In de vee-industrie lopen biggetjes het risico om geplet te worden door hun moeder. Vooral in de eerste week na de geboorte sterven veel biggen omdat de zeug op ze gaat liggen. Dit gebeurt niet omdat de zeug een slechte moeder is, maar omdat ze op geen enkele manier haar moedergedrag kan uiten. Een onrustige zeug van 300 kilo staat opgesloten in een kooi waarin ze zich niet kan omdraaien. Toch moet ze elke keer als ze gaat zitten of liggen haar biggen – die nauwelijks meer dan een kilo wegen – in de gaten houden.

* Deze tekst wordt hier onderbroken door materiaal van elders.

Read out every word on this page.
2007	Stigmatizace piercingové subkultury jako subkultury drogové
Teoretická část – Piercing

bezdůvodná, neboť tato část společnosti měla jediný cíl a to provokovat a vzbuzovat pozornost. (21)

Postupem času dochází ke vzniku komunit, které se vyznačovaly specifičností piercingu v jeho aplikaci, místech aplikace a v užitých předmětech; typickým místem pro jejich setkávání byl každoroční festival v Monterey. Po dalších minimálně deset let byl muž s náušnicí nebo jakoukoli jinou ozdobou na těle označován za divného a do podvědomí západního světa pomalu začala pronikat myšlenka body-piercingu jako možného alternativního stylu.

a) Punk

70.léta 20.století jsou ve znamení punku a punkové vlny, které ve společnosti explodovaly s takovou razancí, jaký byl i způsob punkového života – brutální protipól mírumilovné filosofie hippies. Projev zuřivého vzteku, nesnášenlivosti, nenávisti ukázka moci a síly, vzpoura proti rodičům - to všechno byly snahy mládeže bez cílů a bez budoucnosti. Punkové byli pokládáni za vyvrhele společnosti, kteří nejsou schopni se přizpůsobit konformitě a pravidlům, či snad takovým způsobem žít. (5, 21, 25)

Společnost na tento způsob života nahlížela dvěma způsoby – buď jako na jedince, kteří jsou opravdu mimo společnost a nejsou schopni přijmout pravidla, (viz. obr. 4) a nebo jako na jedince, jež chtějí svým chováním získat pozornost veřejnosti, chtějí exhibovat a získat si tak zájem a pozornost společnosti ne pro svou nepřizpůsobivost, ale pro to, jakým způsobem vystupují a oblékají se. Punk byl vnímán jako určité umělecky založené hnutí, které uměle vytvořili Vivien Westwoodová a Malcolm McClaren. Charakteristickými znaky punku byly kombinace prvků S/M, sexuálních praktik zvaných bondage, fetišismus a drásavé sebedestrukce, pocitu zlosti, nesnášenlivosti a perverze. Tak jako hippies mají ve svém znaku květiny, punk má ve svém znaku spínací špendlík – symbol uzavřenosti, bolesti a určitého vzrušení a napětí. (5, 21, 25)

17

Geboren in een krap, kaal hok
Zeugen zijn van nature zorgzame moeders. Een zwangere zeug bouwt voor de bevalling een warm nest voor haar biggen. Als de biggen nog klein zijn, is de zeug extra voorzichtig als ze in het nest gaat liggen. Ze communiceert met ze door te snuffelen, te knorren en de biggen zachtjes aan de kant te duwen met haar snuit. Zo houdt een moedervarken goed in de gaten waar de biggen zijn voordat ze langzaam gaat liggen.
In de vee-industrie worden biggen geboren in een kaal, betonnen hok. De zeug staat opgesloten in een kraamkooi, waarin ze nauwelijks kan bewegen. Communiceren met haar biggen wordt een stuk moeilijker als de zeug zich niet eens kan omdraaien. Ook voorzichtig gaan liggen en snel weer opstaan als een big gilt gaat niet in een kooi.
Steeds meer (zwakke) biggen
In de vee-industrie krijgt een zeug onnatuurlijk veel biggen. In plaats van vijf biggen per worp zoals het wilde zwijn, krijgen zeugen nu al zestien biggen per worp. Een moedervarken moet dus drie keer zoveel biggen in de gaten houden. Bovendien zijn veel biggen te zwak om haar snel te ontwijken als ze gaat liggen. Want hoe meer biggetjes een zeug in één keer krijgt, hoe meer kleine, zwakke biggen ertussen zitten.
Geef zeugen de ruimte om moeder te zijn
Zeugen zijn geweldige moeders, maar ze moeten wel de kans krijgen om voor gezonde, sterke biggen te zorgen. Het fokken van zeugen om steeds meer biggen te krijgen, moet daarom stoppen. Daarnaast kan een zeug in een kraamkooi onmogelijk haar moedergedrag uiten. Wat een moedervarken wél nodig heeft is genoeg ruimte om haar te biggen te vermijden als ze gaat liggen. En een flink pak stro om in alle rust een veilig nest te bouwen.